Further details are available upon request. A spreadsheet with NNSA’s budget projections and their extrapolation through pit production start-up will be published shortly here.
Notes:
1. For the two main capital projects supporting pit production, we used the high end of NNSA’s latest cost estimates at “Critical Decision 1,” a very early point in these design processes. Final project costs are nearly always at least as high as the highest CD-1 estimates. We omitted many smaller capital projects at LANL as well as any share of supporting site-wide infrastructure.
2. The GAO, using optimistic schedules and costs provided by NNSA in mid-2022, wrote that combined construction and start-up costs might be held to $24 B or less (p. 52), while pointing out that NNSA had not provided an integrated master schedule, or detailed costs, for this huge effort. See “GAO: NNSA’s Huge Program to Build New Warhead Cores (“Pits”) Lacks Detailed Schedule, Budget, and Scope of Work,” press release (2 of 2), Jan 12, 2023.

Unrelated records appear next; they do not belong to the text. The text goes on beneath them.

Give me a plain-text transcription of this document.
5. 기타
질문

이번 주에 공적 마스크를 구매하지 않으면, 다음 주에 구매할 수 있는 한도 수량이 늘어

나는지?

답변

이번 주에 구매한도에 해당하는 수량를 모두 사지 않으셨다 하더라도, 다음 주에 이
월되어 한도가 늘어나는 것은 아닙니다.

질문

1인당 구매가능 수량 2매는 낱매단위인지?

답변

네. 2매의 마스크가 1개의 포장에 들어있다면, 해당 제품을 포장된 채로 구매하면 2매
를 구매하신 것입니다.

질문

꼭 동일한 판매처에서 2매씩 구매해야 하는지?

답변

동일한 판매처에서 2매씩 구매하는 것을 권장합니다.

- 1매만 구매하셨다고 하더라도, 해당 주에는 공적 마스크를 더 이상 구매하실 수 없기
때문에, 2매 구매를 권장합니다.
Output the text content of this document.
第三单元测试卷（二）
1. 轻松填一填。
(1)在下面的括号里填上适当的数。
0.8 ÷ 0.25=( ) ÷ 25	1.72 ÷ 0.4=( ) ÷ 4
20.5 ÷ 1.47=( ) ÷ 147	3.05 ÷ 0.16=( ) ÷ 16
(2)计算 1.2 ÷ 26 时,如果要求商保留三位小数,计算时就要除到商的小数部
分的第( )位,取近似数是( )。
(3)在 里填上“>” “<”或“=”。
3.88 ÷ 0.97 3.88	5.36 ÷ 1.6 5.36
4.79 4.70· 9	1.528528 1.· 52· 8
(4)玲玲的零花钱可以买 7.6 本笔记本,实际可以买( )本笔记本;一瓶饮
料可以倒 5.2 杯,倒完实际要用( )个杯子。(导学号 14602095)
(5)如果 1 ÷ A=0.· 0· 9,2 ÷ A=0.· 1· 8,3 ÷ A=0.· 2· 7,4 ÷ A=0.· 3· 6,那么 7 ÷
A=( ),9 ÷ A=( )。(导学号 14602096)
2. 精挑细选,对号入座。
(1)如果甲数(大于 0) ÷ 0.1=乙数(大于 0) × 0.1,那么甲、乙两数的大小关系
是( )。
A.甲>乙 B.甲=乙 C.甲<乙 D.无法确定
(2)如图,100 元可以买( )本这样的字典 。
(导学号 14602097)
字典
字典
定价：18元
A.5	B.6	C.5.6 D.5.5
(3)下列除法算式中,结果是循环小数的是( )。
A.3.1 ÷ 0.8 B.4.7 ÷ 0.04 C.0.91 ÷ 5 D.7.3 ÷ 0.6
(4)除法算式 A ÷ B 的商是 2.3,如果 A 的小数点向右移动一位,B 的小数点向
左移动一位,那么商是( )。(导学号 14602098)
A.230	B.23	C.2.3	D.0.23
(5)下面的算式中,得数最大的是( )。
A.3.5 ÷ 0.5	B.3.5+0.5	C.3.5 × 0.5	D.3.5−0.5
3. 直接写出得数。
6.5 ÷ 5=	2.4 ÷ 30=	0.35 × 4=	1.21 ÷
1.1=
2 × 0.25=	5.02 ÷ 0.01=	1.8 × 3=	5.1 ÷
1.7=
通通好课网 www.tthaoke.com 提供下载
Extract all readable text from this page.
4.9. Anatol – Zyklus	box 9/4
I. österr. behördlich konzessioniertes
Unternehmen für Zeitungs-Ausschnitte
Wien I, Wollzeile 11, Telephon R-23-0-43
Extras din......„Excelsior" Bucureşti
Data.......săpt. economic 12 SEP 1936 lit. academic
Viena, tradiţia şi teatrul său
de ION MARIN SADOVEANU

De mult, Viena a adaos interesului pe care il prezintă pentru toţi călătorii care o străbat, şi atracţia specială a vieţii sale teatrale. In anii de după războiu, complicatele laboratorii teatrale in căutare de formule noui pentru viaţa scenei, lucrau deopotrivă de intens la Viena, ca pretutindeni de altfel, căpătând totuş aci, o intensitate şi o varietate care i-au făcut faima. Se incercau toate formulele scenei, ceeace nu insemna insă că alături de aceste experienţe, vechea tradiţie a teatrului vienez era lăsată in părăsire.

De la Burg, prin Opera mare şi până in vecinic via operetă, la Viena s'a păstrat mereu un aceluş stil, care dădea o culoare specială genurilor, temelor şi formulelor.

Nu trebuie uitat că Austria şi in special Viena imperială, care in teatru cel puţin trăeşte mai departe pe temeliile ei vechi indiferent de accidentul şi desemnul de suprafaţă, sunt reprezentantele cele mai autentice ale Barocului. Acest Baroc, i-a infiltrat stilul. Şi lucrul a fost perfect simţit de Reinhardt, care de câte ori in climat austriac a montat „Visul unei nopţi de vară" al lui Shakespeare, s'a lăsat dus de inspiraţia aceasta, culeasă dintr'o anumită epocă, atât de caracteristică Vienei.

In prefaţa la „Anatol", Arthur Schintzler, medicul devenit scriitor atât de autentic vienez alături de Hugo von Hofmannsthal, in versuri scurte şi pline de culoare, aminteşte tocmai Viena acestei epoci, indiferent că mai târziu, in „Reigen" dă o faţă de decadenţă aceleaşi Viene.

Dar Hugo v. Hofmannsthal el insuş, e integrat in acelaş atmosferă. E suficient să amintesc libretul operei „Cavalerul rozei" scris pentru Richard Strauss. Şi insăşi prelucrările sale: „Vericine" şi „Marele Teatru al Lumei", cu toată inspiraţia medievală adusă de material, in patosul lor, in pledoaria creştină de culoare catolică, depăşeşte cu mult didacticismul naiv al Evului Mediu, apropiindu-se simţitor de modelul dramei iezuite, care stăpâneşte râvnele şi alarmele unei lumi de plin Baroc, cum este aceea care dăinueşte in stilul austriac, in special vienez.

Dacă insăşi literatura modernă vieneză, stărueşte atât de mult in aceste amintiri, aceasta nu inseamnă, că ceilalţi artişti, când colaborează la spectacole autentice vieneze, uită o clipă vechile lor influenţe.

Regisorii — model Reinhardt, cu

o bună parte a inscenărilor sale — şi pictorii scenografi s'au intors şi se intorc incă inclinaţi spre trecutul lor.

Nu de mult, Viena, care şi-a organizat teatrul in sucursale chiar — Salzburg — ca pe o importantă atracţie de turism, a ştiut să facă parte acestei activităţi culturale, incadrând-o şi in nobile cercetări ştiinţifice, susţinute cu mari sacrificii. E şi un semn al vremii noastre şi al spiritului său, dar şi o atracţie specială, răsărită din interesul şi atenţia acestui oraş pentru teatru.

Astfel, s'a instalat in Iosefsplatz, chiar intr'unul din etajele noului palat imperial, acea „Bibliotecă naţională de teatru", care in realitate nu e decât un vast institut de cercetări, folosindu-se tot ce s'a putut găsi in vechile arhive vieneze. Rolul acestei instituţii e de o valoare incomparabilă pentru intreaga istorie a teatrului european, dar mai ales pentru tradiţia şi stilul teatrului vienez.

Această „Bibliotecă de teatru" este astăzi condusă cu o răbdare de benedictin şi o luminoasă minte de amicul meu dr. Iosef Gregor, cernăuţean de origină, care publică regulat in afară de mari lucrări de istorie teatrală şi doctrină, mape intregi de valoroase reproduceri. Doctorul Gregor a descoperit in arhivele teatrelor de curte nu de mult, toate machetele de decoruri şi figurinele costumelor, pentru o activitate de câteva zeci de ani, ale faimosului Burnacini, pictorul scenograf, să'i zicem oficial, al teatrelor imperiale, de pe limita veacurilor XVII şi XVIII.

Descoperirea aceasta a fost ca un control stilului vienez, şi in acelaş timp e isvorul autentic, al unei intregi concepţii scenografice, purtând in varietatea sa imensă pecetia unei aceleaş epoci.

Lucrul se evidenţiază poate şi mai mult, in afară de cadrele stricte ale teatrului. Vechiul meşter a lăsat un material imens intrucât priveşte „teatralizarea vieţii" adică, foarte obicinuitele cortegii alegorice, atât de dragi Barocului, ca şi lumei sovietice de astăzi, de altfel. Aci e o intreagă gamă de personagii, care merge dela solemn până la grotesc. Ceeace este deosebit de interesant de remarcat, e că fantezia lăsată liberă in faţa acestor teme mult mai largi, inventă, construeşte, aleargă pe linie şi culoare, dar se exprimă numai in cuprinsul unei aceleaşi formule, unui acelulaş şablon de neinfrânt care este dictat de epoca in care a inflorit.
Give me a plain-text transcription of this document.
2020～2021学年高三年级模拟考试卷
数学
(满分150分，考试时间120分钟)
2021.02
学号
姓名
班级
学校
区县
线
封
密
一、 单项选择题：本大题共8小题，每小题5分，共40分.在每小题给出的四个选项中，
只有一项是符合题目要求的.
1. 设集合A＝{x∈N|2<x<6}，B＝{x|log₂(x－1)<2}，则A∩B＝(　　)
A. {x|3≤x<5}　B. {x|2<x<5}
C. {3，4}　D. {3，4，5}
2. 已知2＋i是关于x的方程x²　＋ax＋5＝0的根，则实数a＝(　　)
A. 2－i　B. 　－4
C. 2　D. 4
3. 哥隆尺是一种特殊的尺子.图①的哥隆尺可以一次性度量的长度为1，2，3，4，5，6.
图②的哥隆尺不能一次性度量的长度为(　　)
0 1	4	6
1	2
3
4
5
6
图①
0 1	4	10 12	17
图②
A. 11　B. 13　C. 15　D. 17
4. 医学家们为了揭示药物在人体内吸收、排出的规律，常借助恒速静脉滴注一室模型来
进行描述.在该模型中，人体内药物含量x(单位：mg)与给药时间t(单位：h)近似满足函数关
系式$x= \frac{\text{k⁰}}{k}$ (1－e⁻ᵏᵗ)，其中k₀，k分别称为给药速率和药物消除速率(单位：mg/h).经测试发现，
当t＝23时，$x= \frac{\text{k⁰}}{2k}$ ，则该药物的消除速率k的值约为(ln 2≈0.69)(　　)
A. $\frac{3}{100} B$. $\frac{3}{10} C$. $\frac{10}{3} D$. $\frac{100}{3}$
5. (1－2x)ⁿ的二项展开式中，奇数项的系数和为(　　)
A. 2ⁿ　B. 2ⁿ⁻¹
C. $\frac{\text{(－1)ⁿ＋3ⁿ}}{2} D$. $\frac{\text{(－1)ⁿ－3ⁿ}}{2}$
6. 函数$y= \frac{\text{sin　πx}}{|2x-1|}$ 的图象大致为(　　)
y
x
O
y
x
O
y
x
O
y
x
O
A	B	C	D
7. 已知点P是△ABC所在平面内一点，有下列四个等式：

3. At LANL, NNSA projects that its operational costs for pit production — costs exclusive of line-item construction projects — will begin to exceed $1 billion annually by FY28, anywhere from three to eight years before full production could begin. LANL is already running its main plutonium facility around the clock, and expects to hire and train close to 2,000 additional workers to staff and support two production shifts, requiring roughly 4,000 people in all. At SRS, operational costs are expected to be much lower, both in the 2020s and after production begins, as the larger SRS facilities will require only a single production shift to operate at baseline capacity.